Кроме жены начальника, на станции была еще одна женщина — кухарка. Звали ее Арина; ей было лет под сорок, и была она очень некрасива: коренастая, с отвислыми грудями, всегда грязная и оборванная. Она ходила, переваливаясь с ноги на ногу, и на ее рябом лице блестели узкие испуганные глазки, окруженные морщинами. Было что-то рабское, забитое в ее нескладной фигуре, толстые губы ее постоянно складывались так, точно она хотела просить прощения у всех людей, валяться в ногах у них и не смела плакать. Гомозов прожил на станции восемь месяцев, не обращая особенного внимания на Арину; встречаясь с нею, он говорил ей «здорово!». Она отвечала ему тем же, перекидывались двумя-тремя фразами и затем расходились, каждый в свою сторону. Но однажды Гомозов пришел в кухню начальника станции и предложил Арине сшить ему рубах. Она согласилась и, сшив рубахи, зачем-то сама понесла их к нему.

— Вот и спасибо! — сказал Гомозов. — Три рубахи, по гривеннику штука, стало быть — тридцать копеек следует тебе… Верно?

— Да уж так… — ответила Арина.

Гомозов задумался и долго молчал.

— А ты какой губернии? — спросил он наконец женщину, все время смотревшую па его бороду.

— Рязанской… — сказала она.

— Издалека! А сюда как же попала?

— А так… одна я… одинокая…

— От этого и дальше можно зайти… — вздохнул Гомозов.

И снова они долго молчали.

— Вот и я тоже. Нижегородский я, Сергачского уезда… — заговорил Гомозов. — Вот и я тоже один, весь тут. А было у меня хозяйство, жена тоже была… дети — двое. Жена умерла в холеру, а дети просто так… А я того… замотался с горя. Да-а… Потом пробовал опять устроиться — ан нет, развинтилась машина, не работает. Ну и пошел… на сторону, стало быть, со своей дороги… вот и бьюсь третий год уж…

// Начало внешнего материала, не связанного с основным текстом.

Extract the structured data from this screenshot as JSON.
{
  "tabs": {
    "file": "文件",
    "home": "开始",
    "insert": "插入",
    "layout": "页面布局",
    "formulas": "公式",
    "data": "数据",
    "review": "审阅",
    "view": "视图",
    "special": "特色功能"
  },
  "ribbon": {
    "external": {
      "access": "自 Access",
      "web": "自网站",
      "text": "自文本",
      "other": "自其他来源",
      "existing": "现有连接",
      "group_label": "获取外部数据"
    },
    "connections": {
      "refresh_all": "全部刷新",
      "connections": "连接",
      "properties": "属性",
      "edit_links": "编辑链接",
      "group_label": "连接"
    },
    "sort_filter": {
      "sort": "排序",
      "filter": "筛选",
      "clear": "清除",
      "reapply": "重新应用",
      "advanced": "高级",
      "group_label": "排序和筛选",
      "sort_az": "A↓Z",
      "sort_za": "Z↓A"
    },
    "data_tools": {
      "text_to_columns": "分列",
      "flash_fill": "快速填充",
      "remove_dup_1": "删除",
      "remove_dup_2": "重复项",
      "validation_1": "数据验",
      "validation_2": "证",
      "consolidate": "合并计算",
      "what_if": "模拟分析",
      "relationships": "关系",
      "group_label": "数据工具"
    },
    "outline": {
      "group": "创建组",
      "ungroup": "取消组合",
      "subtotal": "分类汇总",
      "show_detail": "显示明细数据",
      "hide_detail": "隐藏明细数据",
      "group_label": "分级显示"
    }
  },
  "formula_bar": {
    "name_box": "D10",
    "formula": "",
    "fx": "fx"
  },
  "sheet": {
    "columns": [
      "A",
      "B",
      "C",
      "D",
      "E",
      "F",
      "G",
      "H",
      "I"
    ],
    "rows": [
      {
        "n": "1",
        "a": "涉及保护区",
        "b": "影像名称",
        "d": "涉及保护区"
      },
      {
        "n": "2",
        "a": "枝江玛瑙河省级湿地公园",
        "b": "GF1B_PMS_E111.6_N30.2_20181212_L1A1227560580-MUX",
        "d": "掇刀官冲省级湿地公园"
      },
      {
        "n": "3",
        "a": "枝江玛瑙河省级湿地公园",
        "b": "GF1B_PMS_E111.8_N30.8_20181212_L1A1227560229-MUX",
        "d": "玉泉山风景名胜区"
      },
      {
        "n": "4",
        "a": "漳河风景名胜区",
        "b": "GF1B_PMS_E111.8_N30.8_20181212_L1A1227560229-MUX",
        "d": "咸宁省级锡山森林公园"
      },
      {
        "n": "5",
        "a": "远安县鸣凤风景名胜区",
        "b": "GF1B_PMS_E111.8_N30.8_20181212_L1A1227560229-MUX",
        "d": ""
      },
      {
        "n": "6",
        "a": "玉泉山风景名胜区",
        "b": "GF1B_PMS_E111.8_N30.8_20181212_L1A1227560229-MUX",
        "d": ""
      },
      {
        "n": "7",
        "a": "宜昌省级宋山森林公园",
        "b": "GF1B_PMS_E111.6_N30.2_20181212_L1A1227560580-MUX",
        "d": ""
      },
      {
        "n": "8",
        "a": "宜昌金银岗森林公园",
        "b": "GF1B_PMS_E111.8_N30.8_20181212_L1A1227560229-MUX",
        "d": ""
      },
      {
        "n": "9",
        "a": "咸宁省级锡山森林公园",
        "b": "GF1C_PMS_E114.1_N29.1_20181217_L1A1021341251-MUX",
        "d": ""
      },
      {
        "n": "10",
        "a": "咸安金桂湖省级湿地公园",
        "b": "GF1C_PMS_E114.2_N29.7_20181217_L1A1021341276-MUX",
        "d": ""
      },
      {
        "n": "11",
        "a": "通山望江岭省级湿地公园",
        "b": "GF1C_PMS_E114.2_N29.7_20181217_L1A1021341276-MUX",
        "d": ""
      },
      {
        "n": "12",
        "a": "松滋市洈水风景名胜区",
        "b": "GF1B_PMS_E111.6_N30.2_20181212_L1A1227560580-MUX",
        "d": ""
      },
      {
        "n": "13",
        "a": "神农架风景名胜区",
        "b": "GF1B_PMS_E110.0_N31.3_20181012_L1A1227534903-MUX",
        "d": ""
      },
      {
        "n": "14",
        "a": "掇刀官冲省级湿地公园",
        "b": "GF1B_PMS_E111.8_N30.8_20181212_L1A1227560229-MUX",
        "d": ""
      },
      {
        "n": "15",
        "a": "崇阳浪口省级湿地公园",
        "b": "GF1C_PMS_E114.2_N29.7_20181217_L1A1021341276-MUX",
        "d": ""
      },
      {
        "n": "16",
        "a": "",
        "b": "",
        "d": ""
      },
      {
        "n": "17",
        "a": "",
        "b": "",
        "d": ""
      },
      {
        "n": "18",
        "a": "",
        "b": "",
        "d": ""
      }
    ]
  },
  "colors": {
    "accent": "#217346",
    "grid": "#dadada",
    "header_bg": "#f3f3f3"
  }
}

— Плохо, когда нет своего гнезда, — тихо сказала Арина.

— Еще бы!.. Ты вдовая, что ли?

— Девка…

— Где уж, чай! — откровенно усомнился Гомозов.

— Ей-богу, девка, — уверила его Арина.

— Что же замуж не вышла?

— Кто возьмет меня? Безо всего я… кому корысть… да и с лица некрасивая…

— Да-а… — задумчиво протянул Гомозов и, поглаживая бороду, стал пытливо смотреть на нее. Потом справился, сколько она получает жалованья.

— Два с полтиной…

— Так. Ну… значит, тридцать копеек тебе с меня? Вот что… ты приди-ка вечером за ними… часов этак в десять, а? Я тебе и отдам… чаю попьем, поговорим скуки ради… Оба мы одинокие… приходи!

— Приду, — просто сказала она и ушла.

Потом, придя к нему аккуратно в десять часов вечера, ушла от него уже на рассвете.

Гомозов больше не звал ее к себе и тридцати копеек ей не отдавал. Она сама явилась к нему, тупая и покорная, пришла и молча стала перед ним. Он, лежа на койке, посмотрел на нее я, подвинувшись к стене, сказал:

— Садись.

А когда она села, объявил ей:

— Ты вот что, — храни это в секрете. Чтобы никто ни-ни! А то мне будет нехорошо… я не молоденький, да и ты тоже… Понимаешь?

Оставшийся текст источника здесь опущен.